Я охнул про себя. Ведь это же анекдот про нашего Микояна. Только он ездил не в карете, а в большом черном ЗИЛе. Нет, ничего не меняется на Руси, даже анекдоты.
— Судьбы России поистине неисповедимы, — продолжал князь. — Можно полагать, что у нас выдуман Русский Бог, потому что многое у нас творится совершенно вне законов, которыми управляется все прочее мироздание. В составленной П. А. Валуевым записке он пишет: «В творениях нашего официального многословия нет места для истины. Отделите сущность от бумажной оболочки, правду от неправды. Сверху блеск, внизу гниль…

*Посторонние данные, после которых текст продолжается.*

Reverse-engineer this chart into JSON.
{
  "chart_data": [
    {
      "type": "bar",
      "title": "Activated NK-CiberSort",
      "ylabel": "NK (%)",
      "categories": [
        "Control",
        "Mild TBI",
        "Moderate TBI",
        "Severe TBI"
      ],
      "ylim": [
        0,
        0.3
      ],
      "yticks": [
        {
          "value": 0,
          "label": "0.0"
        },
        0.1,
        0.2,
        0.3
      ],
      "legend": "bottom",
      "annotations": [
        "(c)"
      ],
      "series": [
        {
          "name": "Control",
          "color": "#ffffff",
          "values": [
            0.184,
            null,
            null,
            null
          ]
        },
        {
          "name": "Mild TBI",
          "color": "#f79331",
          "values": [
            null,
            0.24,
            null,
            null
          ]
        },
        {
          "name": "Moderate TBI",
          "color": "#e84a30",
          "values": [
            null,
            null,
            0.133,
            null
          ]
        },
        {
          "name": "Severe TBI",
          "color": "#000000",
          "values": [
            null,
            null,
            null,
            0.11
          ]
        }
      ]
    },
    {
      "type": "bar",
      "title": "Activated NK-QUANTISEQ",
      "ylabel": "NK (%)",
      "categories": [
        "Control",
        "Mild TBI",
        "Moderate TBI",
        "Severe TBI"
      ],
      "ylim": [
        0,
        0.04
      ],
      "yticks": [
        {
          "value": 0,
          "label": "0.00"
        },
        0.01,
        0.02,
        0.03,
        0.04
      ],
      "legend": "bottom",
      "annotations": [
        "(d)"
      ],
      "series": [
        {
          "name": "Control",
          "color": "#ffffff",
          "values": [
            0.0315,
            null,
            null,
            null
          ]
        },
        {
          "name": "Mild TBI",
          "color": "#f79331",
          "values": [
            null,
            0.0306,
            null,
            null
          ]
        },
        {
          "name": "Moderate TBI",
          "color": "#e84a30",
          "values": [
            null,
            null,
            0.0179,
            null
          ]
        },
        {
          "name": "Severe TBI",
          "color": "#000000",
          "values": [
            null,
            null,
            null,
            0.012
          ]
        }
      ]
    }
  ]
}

Вяземский помолчал и добавил:
— Сей напечатанный циркуляр был после отобран… А Полетика сказал, что в России от дурных мер, принимаемых правительством, есть спасение: дурное исполнение.
— А еще наше беспробудное пьянство.
— Кажется, можно без зазрения совести сказать, что русский народ вообще поющий и пьющий. Наш простолюдин поет и пьет с радости, с горя и со скуки. Поет и пьет за работой и от нечего делать, в дороге и дома, в праздники и будни. Кажется, князь Цицианов, известный поэзией рассказов, говорил, что в его деревне одна крестьянка разрешилась от долгого бремени семилетним мальчиком, и первое слово его в час рождения было: «дай мне водки!» Может быть, и мы начали пропитание свое не с молока матери, а прямо с водки. Не знаю, кто-то рассказывал мне, кажется Дельвиг, о чиновной чете, жившей напротив его дома. Каждый день после обеда они чиннехонько выйдут на улицу, муж ведет сожительницу под руку, и пойдут гулять. Вечером возвратятся пьяные, подерутся, выбегут на улицу, кричат караул, и будочник придет разнимать их. На другой день та же супружеская прогулка, к вечеру то же возвращение и та же развязка.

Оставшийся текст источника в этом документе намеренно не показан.